Both organizations have EHR initiatives underway. And they underscore a key trend in the industry: the pathway to digital data is a long one, and a document management system can provide relief from paper documents along the way.
St. Anthony's, for example, implemented a document management system, from St. Paul, Minn.-based 3M Corp., in 2005 with the goal of providing clinicians an easily accessible version of its paper-based, post-discharge inpatient record. Two years after it introduced the document management system, St. Anthony's deployed a new clinical information system, from Meditech.
However, the hospital still wanted to maintain the convenience of the centralized record offered by the 3M set-up. "We knew it would be a long transition period to getting a fully functional EHR," says Phillips. "We still have handwritten documents and other documents, like EKG printouts, that are not interfaced anywhere, and are now being printed and scanned. We wanted the physician to see the medical record from anywhere, and now they can see the entire historical record." St. Anthony's document imaging system now serves as its "legal EHR." (see sidebar, page 38)
Lowering expectations
Some health systems eyeing enterprise EHRs recognize that the health care ecosystem still relies heavily on paper, and therefore lower their expectations from the get-go about the amount of data they will be able to create, capture and store digitally.
Consider St. Louis-based SSM Health Care, a 16-hospital system that is partway through a massive deployment of an EHR, from Epic Systems, Verona, Wis., that began in 2008. The goal is a standardized clinical record across the enterprise. Through June, SSM had completed the deployment at nine hospitals, and was on target to complete the effort, "Project Beacon," in 2014. It is rolling out the new EHR hospital by hospital-while at the same time implementing a document management system from Westlake, Ohio-based Hyland Software, designed to work in tandem with the Epic system. "It is a complete cultural change," says Lilley Hammock, clinical transformation manager.

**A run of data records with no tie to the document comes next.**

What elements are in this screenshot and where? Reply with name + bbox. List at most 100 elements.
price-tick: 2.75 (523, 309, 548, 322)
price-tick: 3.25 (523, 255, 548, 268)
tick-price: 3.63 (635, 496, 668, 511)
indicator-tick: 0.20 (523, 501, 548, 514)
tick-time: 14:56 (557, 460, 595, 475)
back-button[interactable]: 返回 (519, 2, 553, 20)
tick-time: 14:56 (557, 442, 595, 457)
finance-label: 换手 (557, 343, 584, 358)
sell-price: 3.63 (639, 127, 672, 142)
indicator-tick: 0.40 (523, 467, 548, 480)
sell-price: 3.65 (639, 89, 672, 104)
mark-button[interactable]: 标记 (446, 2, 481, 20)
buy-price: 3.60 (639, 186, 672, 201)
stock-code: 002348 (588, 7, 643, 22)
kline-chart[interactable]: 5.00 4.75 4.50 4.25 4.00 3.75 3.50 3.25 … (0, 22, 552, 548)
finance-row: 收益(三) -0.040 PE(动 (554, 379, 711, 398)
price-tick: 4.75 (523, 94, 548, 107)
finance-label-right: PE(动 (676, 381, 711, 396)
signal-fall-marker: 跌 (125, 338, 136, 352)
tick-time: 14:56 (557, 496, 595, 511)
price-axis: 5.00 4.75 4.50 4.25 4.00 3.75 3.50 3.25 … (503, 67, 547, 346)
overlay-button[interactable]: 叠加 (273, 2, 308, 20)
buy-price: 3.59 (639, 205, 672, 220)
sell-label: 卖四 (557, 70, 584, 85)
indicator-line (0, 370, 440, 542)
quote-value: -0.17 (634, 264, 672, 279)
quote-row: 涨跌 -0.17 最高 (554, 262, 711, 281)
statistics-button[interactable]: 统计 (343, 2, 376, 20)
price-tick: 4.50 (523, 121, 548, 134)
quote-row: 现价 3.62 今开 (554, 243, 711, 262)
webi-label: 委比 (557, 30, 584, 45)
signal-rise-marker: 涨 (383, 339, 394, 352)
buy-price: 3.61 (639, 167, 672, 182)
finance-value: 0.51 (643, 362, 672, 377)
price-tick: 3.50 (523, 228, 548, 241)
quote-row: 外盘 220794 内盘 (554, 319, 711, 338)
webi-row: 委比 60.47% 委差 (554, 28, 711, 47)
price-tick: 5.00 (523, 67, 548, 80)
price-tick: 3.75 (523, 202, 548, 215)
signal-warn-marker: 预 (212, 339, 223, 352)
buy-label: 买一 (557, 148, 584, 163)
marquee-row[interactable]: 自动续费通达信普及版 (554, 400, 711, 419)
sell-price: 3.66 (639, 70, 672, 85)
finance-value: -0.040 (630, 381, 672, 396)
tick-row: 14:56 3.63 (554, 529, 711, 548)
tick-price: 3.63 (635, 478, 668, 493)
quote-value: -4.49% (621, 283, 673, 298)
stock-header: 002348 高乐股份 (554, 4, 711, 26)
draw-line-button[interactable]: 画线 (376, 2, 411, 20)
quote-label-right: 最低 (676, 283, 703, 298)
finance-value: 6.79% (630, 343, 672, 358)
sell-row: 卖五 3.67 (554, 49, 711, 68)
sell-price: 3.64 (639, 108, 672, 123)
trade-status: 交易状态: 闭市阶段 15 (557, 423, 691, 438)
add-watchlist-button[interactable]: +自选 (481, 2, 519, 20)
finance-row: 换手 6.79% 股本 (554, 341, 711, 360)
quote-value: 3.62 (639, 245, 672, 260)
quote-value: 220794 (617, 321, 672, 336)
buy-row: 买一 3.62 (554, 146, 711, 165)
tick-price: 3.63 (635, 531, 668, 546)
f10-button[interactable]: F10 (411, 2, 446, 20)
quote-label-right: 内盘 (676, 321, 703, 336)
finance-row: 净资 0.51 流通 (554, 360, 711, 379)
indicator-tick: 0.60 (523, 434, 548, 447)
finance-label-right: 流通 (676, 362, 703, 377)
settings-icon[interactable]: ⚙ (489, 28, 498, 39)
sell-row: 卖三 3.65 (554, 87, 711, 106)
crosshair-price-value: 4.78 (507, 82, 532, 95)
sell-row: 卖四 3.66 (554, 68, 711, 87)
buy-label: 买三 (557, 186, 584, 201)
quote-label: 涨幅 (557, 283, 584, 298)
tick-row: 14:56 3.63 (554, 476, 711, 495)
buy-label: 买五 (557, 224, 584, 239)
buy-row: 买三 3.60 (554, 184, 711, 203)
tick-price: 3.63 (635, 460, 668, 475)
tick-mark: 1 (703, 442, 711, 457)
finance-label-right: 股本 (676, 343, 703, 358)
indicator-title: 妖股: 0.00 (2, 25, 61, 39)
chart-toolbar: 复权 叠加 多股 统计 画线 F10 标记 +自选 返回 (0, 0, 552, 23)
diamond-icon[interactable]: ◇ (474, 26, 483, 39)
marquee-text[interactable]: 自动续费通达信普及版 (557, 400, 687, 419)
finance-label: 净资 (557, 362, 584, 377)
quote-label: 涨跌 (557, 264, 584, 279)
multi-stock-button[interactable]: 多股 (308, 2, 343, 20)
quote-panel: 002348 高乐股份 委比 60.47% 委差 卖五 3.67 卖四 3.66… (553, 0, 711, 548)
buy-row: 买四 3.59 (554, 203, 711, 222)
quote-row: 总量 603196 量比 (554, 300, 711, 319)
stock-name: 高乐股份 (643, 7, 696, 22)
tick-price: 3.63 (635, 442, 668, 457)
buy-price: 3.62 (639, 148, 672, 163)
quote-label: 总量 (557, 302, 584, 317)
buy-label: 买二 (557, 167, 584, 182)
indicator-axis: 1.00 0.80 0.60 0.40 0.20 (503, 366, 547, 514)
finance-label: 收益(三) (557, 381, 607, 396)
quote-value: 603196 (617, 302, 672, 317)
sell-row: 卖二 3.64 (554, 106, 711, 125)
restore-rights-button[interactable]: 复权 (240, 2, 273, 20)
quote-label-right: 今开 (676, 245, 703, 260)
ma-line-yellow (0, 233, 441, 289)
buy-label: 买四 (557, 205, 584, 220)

Prior to Project Beacon, SSM maintained a hybrid chart, using a legacy McKesson system for patient registration and certain financial applications, paper for most clinical documentation, and a few best-of-breed systems scattered in ancillary departments, such as anesthesia. Eventually, SSM will replace the legacy McKesson systems with an integrated clinical/financial suite from Epic, but it has opted to put in the clinical side first. It will scan documents from its old financial system, making them available to users at a hospital deploying the new clinical system. Likewise, it will scan any documentation from its anesthesia system until it gets replaced by its modern Epic counterpart.
Training on the various systems has been the big challenge, says Amanda Blase, team leader, health information management. "We are training on Epic and also on Hyland," she says. "Meanwhile, employees are required to keep working in the paper system they were used to. Time management is the issue." The Epic software is closely integrated with the Hyland scanning module, which makes it easier to adjust to a new workflow, adds Hammock.
Transitional bridge
In addition to serving as a transitional bridge to the EHR, a document management system can provide a type of electronic storage cabinet for the multitude of documents generated outside the walls of a provider organization, but which nevertheless support important clinical decision-making. Zangmeister Center, a 16-physician hematology/oncology practice in Columbus, Ohio, introduced a specialty EHR, from Varian Medical Systems, over a decade ago.